Proving (A_{ik}B_{kj})_{mm} = (A_{ki}B_{jk})_{mm}: Index Notation Question

[hellomrrobot]

I am having trouble showing that $(A_{ik}B_{kj})_{mm} = (A_{ki}B_{jk})_{mm}$ Wouldn't the right side end up having a different outcome? Or can we assume its symmetric?

 

[Mentz114]

I am having trouble showing that $(A_{ik}B_{kj})_{mm} = (A_{ki}B_{jk})_{mm}$Wouldn't the right side end up having a different outcome? Or can we assume its symmetric?

It is true for the anti-symmetric part also because the sign change cancels.

 

[hellomrrobot]

It is true for the anti-symmetric part also because the sign change cancels.

anti-symmetric?

 

[Mentz114]

anti-symmetric?

Yes, I think so. A and B can be decomposed into symmetric and anti-symmetric parts.
For the antisymmetric part
$A_{ik}B_{kj}=(-A_{ki})(-B_{jk})$

[Edit]

Is there a 'raised' index here ?

${A_i}^k B_{kj}$

 

[gill1109]

I am having trouble showing that $(A_{ik}B_{kj})_{mm} = (A_{ki}B_{jk})_{mm}$Wouldn't the right side end up having a different outcome? Or can we assume its symmetric?

It would help if you would explain your notation.

I suppose that you are using Einstein summation convention.

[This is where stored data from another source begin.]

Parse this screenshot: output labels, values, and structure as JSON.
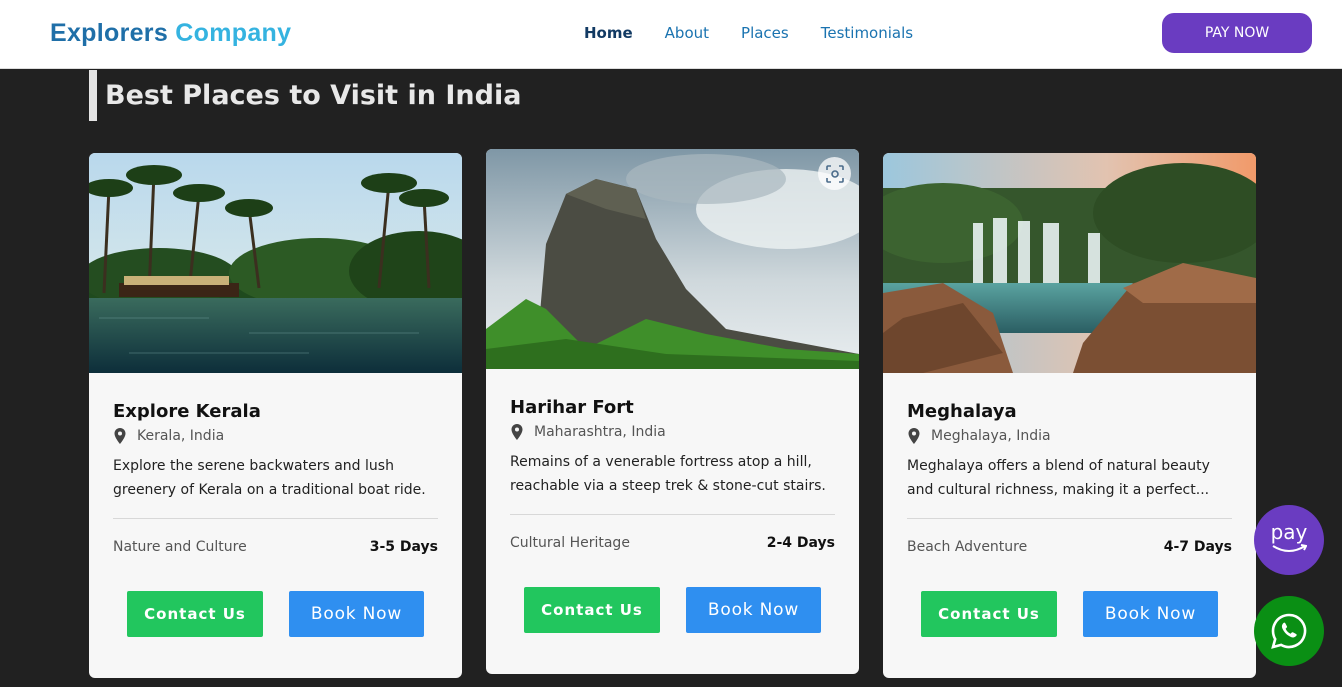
{
  "brand": {
    "part1": "Explorers",
    "part2": "Company"
  },
  "nav": {
    "items": [
      "Home",
      "About",
      "Places",
      "Testimonials"
    ],
    "active": "Home"
  },
  "header": {
    "pay_now_label": "PAY NOW"
  },
  "section": {
    "title": "Best Places to Visit in India"
  },
  "cards": [
    {
      "title": "Explore Kerala",
      "location": "Kerala, India",
      "description": "Explore the serene backwaters and lush greenery of Kerala on a traditional boat ride.",
      "category": "Nature and Culture",
      "duration": "3-5 Days",
      "contact_label": "Contact Us",
      "book_label": "Book Now",
      "image_icon": "kerala-backwaters-image"
    },
    {
      "title": "Harihar Fort",
      "location": "Maharashtra, India",
      "description": "Remains of a venerable fortress atop a hill, reachable via a steep trek & stone-cut stairs.",
      "category": "Cultural Heritage",
      "duration": "2-4 Days",
      "contact_label": "Contact Us",
      "book_label": "Book Now",
      "image_icon": "harihar-fort-image"
    },
    {
      "title": "Meghalaya",
      "location": "Meghalaya, India",
      "description": "Meghalaya offers a blend of natural beauty and cultural richness, making it a perfect...",
      "category": "Beach Adventure",
      "duration": "4-7 Days",
      "contact_label": "Contact Us",
      "book_label": "Book Now",
      "image_icon": "meghalaya-waterfall-image"
    }
  ],
  "floating": {
    "pay_label": "pay",
    "pay_icon": "amazon-pay-icon",
    "whatsapp_icon": "whatsapp-icon"
  },
  "colors": {
    "brand_dark": "#1f6fa8",
    "brand_light": "#35b3e0",
    "accent_purple": "#6a3cc1",
    "contact_green": "#22c65e",
    "book_blue": "#2f8ff0",
    "whatsapp_green": "#0a8f14"
  }
}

And that when you write (A_{ik}B_{kj}) you mean, the matrix whose i,j element is sum_k (A_{ik}B_{kj}). In other words, the ij element of the matrix AB. Now you want to sum over m the m,m elements of that matrix, so you are talking about trace(AB).

Similarly on the right hand side, replace i and j both by m and m, sum over m and sum over k, and you see that what you have written is just trace(AB).

 

[stevendaryl]

It would help if you would explain your notation.

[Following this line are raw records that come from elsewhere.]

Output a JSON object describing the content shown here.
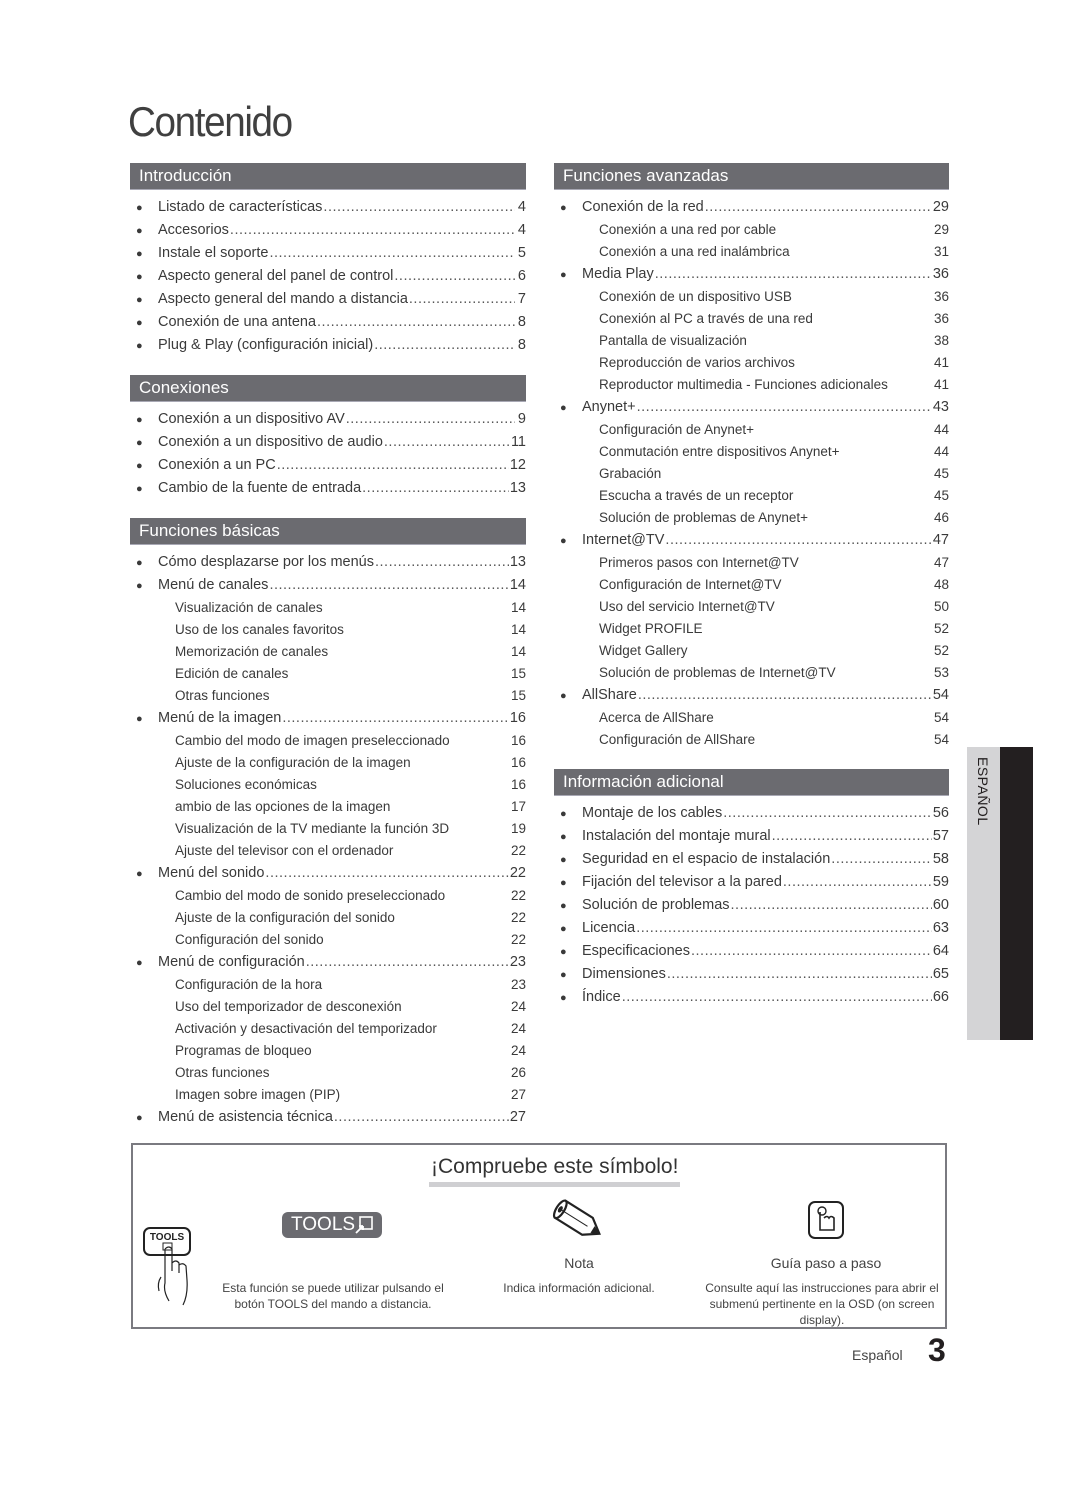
{
  "page": {
    "title": "Contenido",
    "footer_language": "Español",
    "page_number": "3",
    "language_tab": "ESPAÑOL"
  },
  "left_column": [
    {
      "header": "Introducción",
      "entries": [
        {
          "label": "Listado de características",
          "page": "4",
          "subs": []
        },
        {
          "label": "Accesorios",
          "page": "4",
          "subs": []
        },
        {
          "label": "Instale el soporte",
          "page": "5",
          "subs": []
        },
        {
          "label": "Aspecto general del panel de control",
          "page": "6",
          "subs": []
        },
        {
          "label": "Aspecto general del mando a distancia",
          "page": "7",
          "subs": []
        },
        {
          "label": "Conexión de una antena",
          "page": "8",
          "subs": []
        },
        {
          "label": "Plug & Play (configuración inicial)",
          "page": "8",
          "subs": []
        }
      ]
    },
    {
      "header": "Conexiones",
      "entries": [
        {
          "label": "Conexión a un dispositivo AV",
          "page": "9",
          "subs": []
        },
        {
          "label": "Conexión a un dispositivo de audio",
          "page": "11",
          "subs": []
        },
        {
          "label": "Conexión a un PC",
          "page": "12",
          "subs": []
        },
        {
          "label": "Cambio de la fuente de entrada",
          "page": "13",
          "subs": []
        }
      ]
    },
    {
      "header": "Funciones básicas",
      "entries": [
        {
          "label": "Cómo desplazarse por los menús",
          "page": "13",
          "subs": []
        },
        {
          "label": " Menú de canales",
          "page": "14",
          "subs": [
            {
              "label": "Visualización de canales",
              "page": "14"
            },
            {
              "label": "Uso de los canales favoritos",
              "page": "14"
            },
            {
              "label": "Memorización de canales",
              "page": "14"
            },
            {
              "label": "Edición de canales",
              "page": "15"
            },
            {
              "label": "Otras funciones",
              "page": "15"
            }
          ]
        },
        {
          "label": "Menú de la imagen",
          "page": "16",
          "subs": [
            {
              "label": "Cambio del modo de imagen preseleccionado",
              "page": "16"
            },
            {
              "label": "Ajuste de la configuración de la imagen",
              "page": "16"
            },
            {
              "label": "Soluciones económicas",
              "page": "16"
            },
            {
              "label": "ambio de las opciones de la imagen",
              "page": "17"
            },
            {
              "label": "Visualización de la TV mediante la función 3D",
              "page": "19"
            },
            {
              "label": "Ajuste del televisor con el ordenador",
              "page": "22"
            }
          ]
        },
        {
          "label": "Menú del sonido",
          "page": "22",
          "subs": [
            {
              "label": "Cambio del modo de sonido preseleccionado",
              "page": "22"
            },
            {
              "label": "Ajuste de la configuración del sonido",
              "page": "22"
            },
            {
              "label": "Configuración del sonido",
              "page": "22"
            }
          ]
        },
        {
          "label": "Menú de configuración",
          "page": "23",
          "subs": [
            {
              "label": "Configuración de la hora",
              "page": "23"
            },
            {
              "label": "Uso del temporizador de desconexión",
              "page": "24"
            },
            {
              "label": "Activación y desactivación del temporizador",
              "page": "24"
            },
            {
              "label": "Programas de bloqueo",
              "page": "24"
            },
            {
              "label": "Otras funciones",
              "page": "26"
            },
            {
              "label": "Imagen sobre imagen (PIP)",
              "page": "27"
            }
          ]
        },
        {
          "label": "Menú de asistencia técnica",
          "page": "27",
          "subs": []
        }
      ]
    }
  ],
  "right_column": [
    {
      "header": "Funciones avanzadas",
      "entries": [
        {
          "label": "Conexión de la red",
          "page": "29",
          "subs": [
            {
              "label": "Conexión a una red por cable",
              "page": "29"
            },
            {
              "label": "Conexión a una red inalámbrica",
              "page": "31"
            }
          ]
        },
        {
          "label": "Media Play",
          "page": "36",
          "subs": [
            {
              "label": "Conexión de un dispositivo USB",
              "page": "36"
            },
            {
              "label": "Conexión al PC a través de una red",
              "page": "36"
            },
            {
              "label": "Pantalla de visualización",
              "page": "38"
            },
            {
              "label": "Reproducción de varios archivos",
              "page": "41"
            },
            {
              "label": "Reproductor multimedia - Funciones adicionales",
              "page": "41"
            }
          ]
        },
        {
          "label": "Anynet+",
          "page": "43",
          "subs": [
            {
              "label": "Configuración de Anynet+",
              "page": "44"
            },
            {
              "label": "Conmutación entre dispositivos Anynet+",
              "page": "44"
            },
            {
              "label": "Grabación",
              "page": "45"
            },
            {
              "label": "Escucha a través de un receptor",
              "page": "45"
            },
            {
              "label": "Solución de problemas de Anynet+",
              "page": "46"
            }
          ]
        },
        {
          "label": "Internet@TV",
          "page": "47",
          "subs": [
            {
              "label": "Primeros pasos con Internet@TV",
              "page": "47"
            },
            {
              "label": "Configuración de Internet@TV",
              "page": "48"
            },
            {
              "label": "Uso del servicio Internet@TV",
              "page": "50"
            },
            {
              "label": "Widget PROFILE",
              "page": "52"
            },
            {
              "label": "Widget Gallery",
              "page": "52"
            },
            {
              "label": "Solución de problemas de Internet@TV",
              "page": "53"
            }
          ]
        },
        {
          "label": "AllShare",
          "page": "54",
          "subs": [
            {
              "label": "Acerca de AllShare",
              "page": "54"
            },
            {
              "label": "Configuración de AllShare",
              "page": "54"
            }
          ]
        }
      ]
    },
    {
      "header": "Información adicional",
      "entries": [
        {
          "label": "Montaje de los cables",
          "page": "56",
          "subs": []
        },
        {
          "label": "Instalación del montaje mural",
          "page": "57",
          "subs": []
        },
        {
          "label": "Seguridad en el espacio de instalación",
          "page": "58",
          "subs": []
        },
        {
          "label": "Fijación del televisor a la pared",
          "page": "59",
          "subs": []
        },
        {
          "label": "Solución de problemas",
          "page": "60",
          "subs": []
        },
        {
          "label": "Licencia",
          "page": "63",
          "subs": []
        },
        {
          "label": "Especificaciones",
          "page": "64",
          "subs": []
        },
        {
          "label": "Dimensiones",
          "page": "65",
          "subs": []
        },
        {
          "label": "Índice",
          "page": "66",
          "subs": []
        }
      ]
    }
  ],
  "symbols": {
    "title": "¡Compruebe este símbolo!",
    "tools": {
      "badge_label": "TOOLS",
      "hand_label": "TOOLS",
      "description_line1": "Esta función se puede utilizar pulsando el",
      "description_line2": "botón TOOLS del mando a distancia."
    },
    "note": {
      "name": "Nota",
      "description": "Indica información adicional."
    },
    "step_guide": {
      "name": "Guía paso a paso",
      "description_line1": "Consulte aquí las instrucciones para abrir el",
      "description_line2": "submenú pertinente en la OSD (on screen",
      "description_line3": "display)."
    }
  },
  "colors": {
    "header_bar": "#6b6b70",
    "tab_light": "#d4d4d6",
    "tab_dark": "#231f20",
    "text": "#3a3a3a"
  }
}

I suppose that you are using Einstein summation convention. And that when you write (A_{ik}B_{kj}) you mean, the matrix whose i,j element is sum_k (A_{ik}B_{kj}). In other words, the ij element of the matrix AB. Now you want to sum over m the m,m elements of that matrix, so you are talking about trace(AB).

Similarly on the right hand side, replace i and j both by m and m, sum over m and sum over k, and you see that what you have written is just trace(AB).

Well, I would say that the right hand side is trace(BA), but that is always equal to trace(AB).

 

[gill1109]

Well, I would say that the right hand side is trace(BA), but that is always equal to trace(AB).

Thank you! You are right.